# Costa Rican Household Poverty Level Prediction

Author: Danilo Polidoro

PMR3508

## Getting to know the data

First, let's import the data and get to know it:

In [None]:
import pandas as pd
import matplotlib.pyplot as plt
import matplotlib as mpl
import numpy as np
import sklearn
from sklearn.neighbors import KNeighborsClassifier
from sklearn.model_selection import cross_val_score
from sklearn.metrics import accuracy_score
from sklearn import preprocessing
import threading
from sklearn.model_selection import cross_val_score
import warnings
warnings.filterwarnings('ignore')

%config InlineBackend.figure_format = 'svg'
mpl.rcParams['figure.dpi']= 300
pd.set_option('display.expand_frame_repr', False)

In [None]:
costaRica = pd.read_csv('../input/train.csv').dropna()

In [None]:
costaRica.iloc[:,0:14].head()

In [None]:
costaRica.iloc[:,14:28].head()

In [None]:
costaRica.iloc[:,28:42].head()

In [None]:
costaRica.iloc[:,42:56].head()

In [None]:
costaRica.iloc[:,56:70].head()

In [None]:
costaRica.iloc[:,70:84].head()

In [None]:
costaRica.iloc[:,84:98].head()

In [None]:
costaRica.iloc[:,98:112].head()

In [None]:
costaRica.iloc[:,112:126].head()

In [None]:
costaRica.iloc[:,126:144].head()

There are 5 non-numeric features: **Id**, **idhogar**, **dependency**, **edjefa** and **edjefe**. At first, we'll ignore them.

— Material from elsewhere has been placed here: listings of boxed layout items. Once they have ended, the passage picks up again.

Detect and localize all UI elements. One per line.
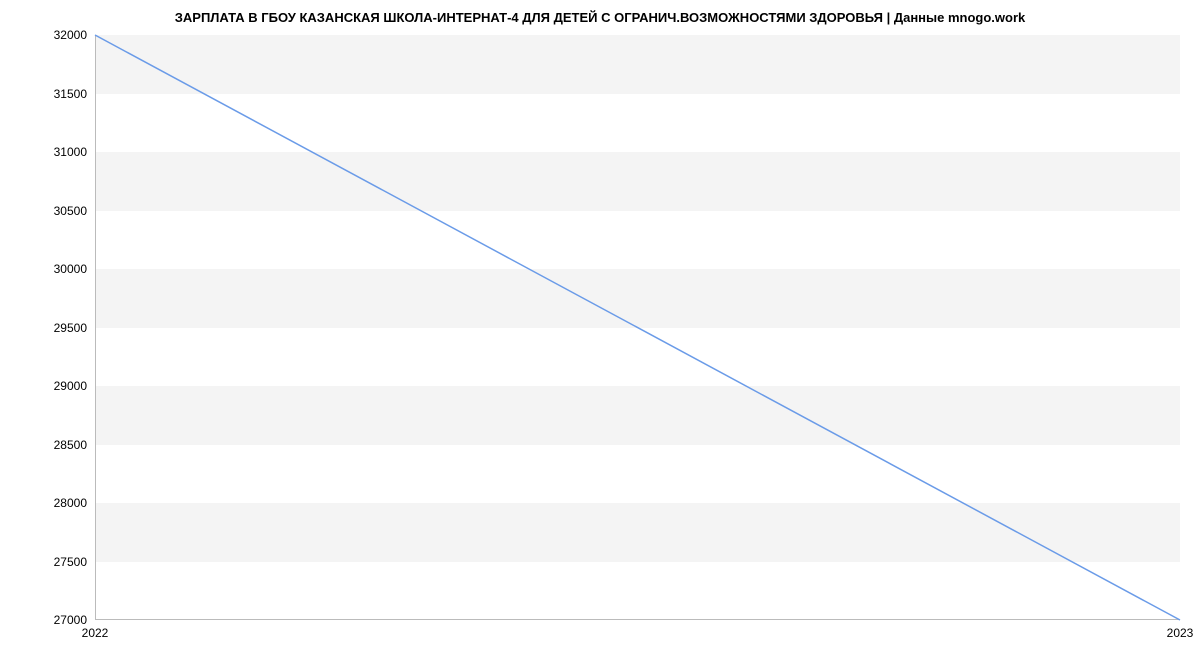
plot-area: 2700027500280002850029000295003000030500… bbox=[95, 35, 1180, 620]
y-tick-label: 32000 bbox=[54, 28, 87, 42]
x-tick-label: 2023 bbox=[1167, 626, 1194, 640]
y-tick-label: 30000 bbox=[54, 262, 87, 276]
y-tick-label: 27500 bbox=[54, 555, 87, 569]
y-tick-label: 28000 bbox=[54, 496, 87, 510]
line-svg bbox=[95, 35, 1180, 620]
y-tick-label: 31000 bbox=[54, 145, 87, 159]
y-tick-label: 27000 bbox=[54, 613, 87, 627]
y-tick-label: 28500 bbox=[54, 438, 87, 452]
data-line bbox=[95, 35, 1180, 620]
y-tick-label: 29000 bbox=[54, 379, 87, 393]
y-tick-label: 29500 bbox=[54, 321, 87, 335]
chart-title: ЗАРПЛАТА В ГБОУ КАЗАНСКАЯ ШКОЛА-ИНТЕРНАТ… bbox=[0, 0, 1200, 33]
x-tick-label: 2022 bbox=[82, 626, 109, 640]
chart-container: ЗАРПЛАТА В ГБОУ КАЗАНСКАЯ ШКОЛА-ИНТЕРНАТ… bbox=[0, 0, 1200, 650]
y-tick-label: 31500 bbox=[54, 87, 87, 101]
y-tick-label: 30500 bbox=[54, 204, 87, 218]
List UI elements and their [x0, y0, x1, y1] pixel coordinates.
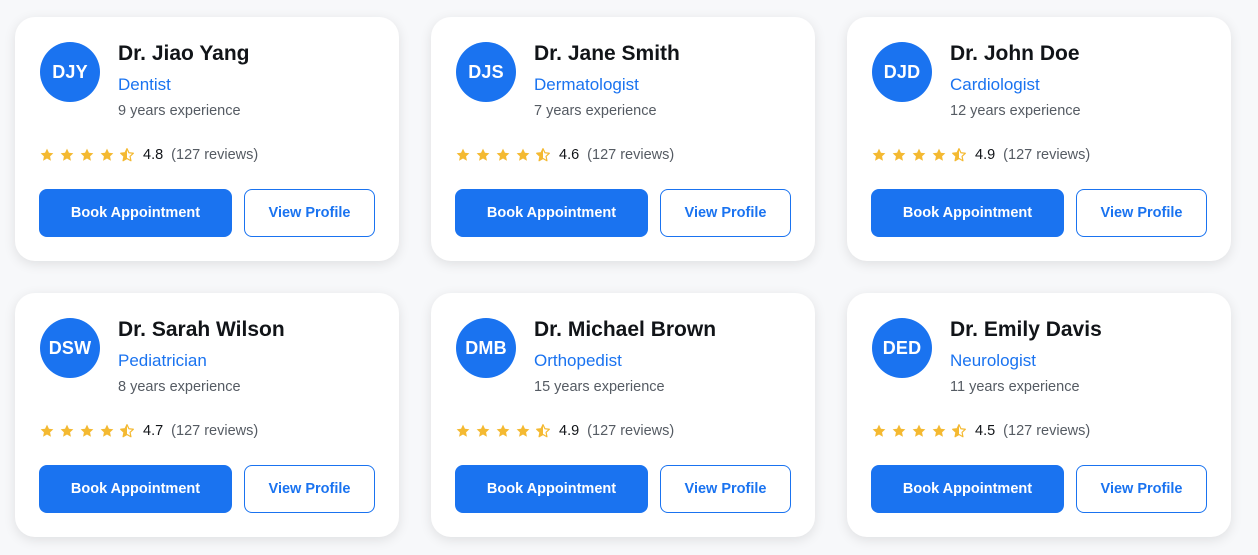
view-profile-button[interactable]: View Profile [1076, 189, 1207, 237]
star-rating [871, 147, 967, 163]
rating-row: 4.5 (127 reviews) [871, 421, 1090, 441]
star-icon [60, 148, 74, 161]
rating-row: 4.9 (127 reviews) [455, 421, 674, 441]
view-profile-button[interactable]: View Profile [1076, 465, 1207, 513]
doctor-card: DMB Dr. Michael Brown Orthopedist 15 yea… [431, 293, 815, 537]
view-profile-button[interactable]: View Profile [244, 189, 375, 237]
star-rating [455, 423, 551, 439]
star-icon [80, 424, 94, 437]
review-count: (127 reviews) [171, 423, 259, 439]
view-profile-button[interactable]: View Profile [244, 465, 375, 513]
star-icon [892, 424, 906, 437]
rating-value: 4.9 [559, 423, 580, 439]
star-icon [516, 424, 530, 437]
rating-row: 4.6 (127 reviews) [455, 145, 674, 165]
star-icon [932, 148, 946, 161]
rating-value: 4.8 [143, 147, 164, 163]
rating-row: 4.8 (127 reviews) [39, 145, 258, 165]
avatar: DED [872, 318, 932, 378]
doctor-card: DJD Dr. John Doe Cardiologist 12 years e… [847, 17, 1231, 261]
rating-value: 4.7 [143, 423, 164, 439]
star-rating [455, 147, 551, 163]
doctor-specialty: Cardiologist [950, 75, 1040, 94]
doctor-name: Dr. Jiao Yang [118, 42, 250, 65]
star-icon [932, 424, 946, 437]
star-icon [456, 148, 470, 161]
review-count: (127 reviews) [1003, 423, 1091, 439]
review-count: (127 reviews) [171, 147, 259, 163]
doctor-experience: 9 years experience [118, 103, 241, 119]
doctor-experience: 7 years experience [534, 103, 657, 119]
doctor-experience: 11 years experience [950, 379, 1080, 395]
star-icon [476, 148, 490, 161]
doctor-name: Dr. Emily Davis [950, 318, 1102, 341]
rating-row: 4.9 (127 reviews) [871, 145, 1090, 165]
star-half-icon [120, 424, 134, 438]
rating-value: 4.9 [975, 147, 996, 163]
star-icon [496, 424, 510, 437]
star-rating [39, 423, 135, 439]
doctor-card: DSW Dr. Sarah Wilson Pediatrician 8 year… [15, 293, 399, 537]
star-half-icon [952, 148, 966, 162]
doctor-card: DED Dr. Emily Davis Neurologist 11 years… [847, 293, 1231, 537]
book-appointment-button[interactable]: Book Appointment [39, 189, 232, 237]
review-count: (127 reviews) [587, 147, 675, 163]
book-appointment-button[interactable]: Book Appointment [871, 465, 1064, 513]
doctor-specialty: Neurologist [950, 351, 1036, 370]
book-appointment-button[interactable]: Book Appointment [455, 189, 648, 237]
doctor-specialty: Dentist [118, 75, 171, 94]
doctor-card: DJY Dr. Jiao Yang Dentist 9 years experi… [15, 17, 399, 261]
star-icon [476, 424, 490, 437]
doctor-name: Dr. Sarah Wilson [118, 318, 285, 341]
rating-row: 4.7 (127 reviews) [39, 421, 258, 441]
doctor-experience: 15 years experience [534, 379, 665, 395]
star-icon [80, 148, 94, 161]
doctor-specialty: Pediatrician [118, 351, 207, 370]
book-appointment-button[interactable]: Book Appointment [871, 189, 1064, 237]
avatar: DJD [872, 42, 932, 102]
star-icon [100, 424, 114, 437]
avatar: DMB [456, 318, 516, 378]
avatar: DSW [40, 318, 100, 378]
doctor-name: Dr. Jane Smith [534, 42, 680, 65]
star-icon [872, 148, 886, 161]
star-icon [40, 424, 54, 437]
rating-value: 4.5 [975, 423, 996, 439]
doctor-name: Dr. Michael Brown [534, 318, 717, 341]
star-icon [912, 424, 926, 437]
star-half-icon [536, 424, 550, 438]
star-icon [456, 424, 470, 437]
review-count: (127 reviews) [587, 423, 675, 439]
star-rating [39, 147, 135, 163]
star-icon [40, 148, 54, 161]
star-icon [496, 148, 510, 161]
star-rating [871, 423, 967, 439]
book-appointment-button[interactable]: Book Appointment [39, 465, 232, 513]
doctor-specialty: Dermatologist [534, 75, 639, 94]
star-icon [892, 148, 906, 161]
doctor-experience: 12 years experience [950, 103, 1081, 119]
avatar: DJY [40, 42, 100, 102]
review-count: (127 reviews) [1003, 147, 1091, 163]
star-icon [872, 424, 886, 437]
view-profile-button[interactable]: View Profile [660, 465, 791, 513]
star-half-icon [952, 424, 966, 438]
doctor-experience: 8 years experience [118, 379, 241, 395]
doctor-card-grid: DJY Dr. Jiao Yang Dentist 9 years experi… [15, 17, 1231, 537]
book-appointment-button[interactable]: Book Appointment [455, 465, 648, 513]
rating-value: 4.6 [559, 147, 580, 163]
avatar: DJS [456, 42, 516, 102]
star-icon [516, 148, 530, 161]
view-profile-button[interactable]: View Profile [660, 189, 791, 237]
doctor-specialty: Orthopedist [534, 351, 622, 370]
star-half-icon [536, 148, 550, 162]
star-half-icon [120, 148, 134, 162]
star-icon [912, 148, 926, 161]
star-icon [100, 148, 114, 161]
doctor-card: DJS Dr. Jane Smith Dermatologist 7 years… [431, 17, 815, 261]
doctor-name: Dr. John Doe [950, 42, 1080, 65]
star-icon [60, 424, 74, 437]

We'll create a Knn classifier, ranging K between 1 and 100, and find the best by cross-validation with cv = 10:

In [None]:
newCosta = costaRica.drop(['Id','idhogar', 'dependency', 'edjefa', 'edjefe'], axis = 1)

In [None]:
accuracies = []
for i in range(100):
    classifier = KNeighborsClassifier(n_neighbors=i+1)
    scores = cross_val_score(classifier, newCosta.iloc[:,0:137],newCosta.iloc[:,137:138], cv = 10)
    accuracies.append(scores.mean())
    print('K = {0}; accuracy = {1}'.format(i+1, scores.mean()))
    
print('')
print('Best classifier at K = {0} with accuracy = {1}'.format(accuracies.index(max(accuracies))+1,max(accuracies)))

With that, we've got a pretty good classifier at K = 9 and with accuracy = 0.8821965452847806.

Can we improve this result?

## Predicting test data

First, let's import the data:

In [None]:
costaRicaTest = pd.read_csv('../input/test.csv')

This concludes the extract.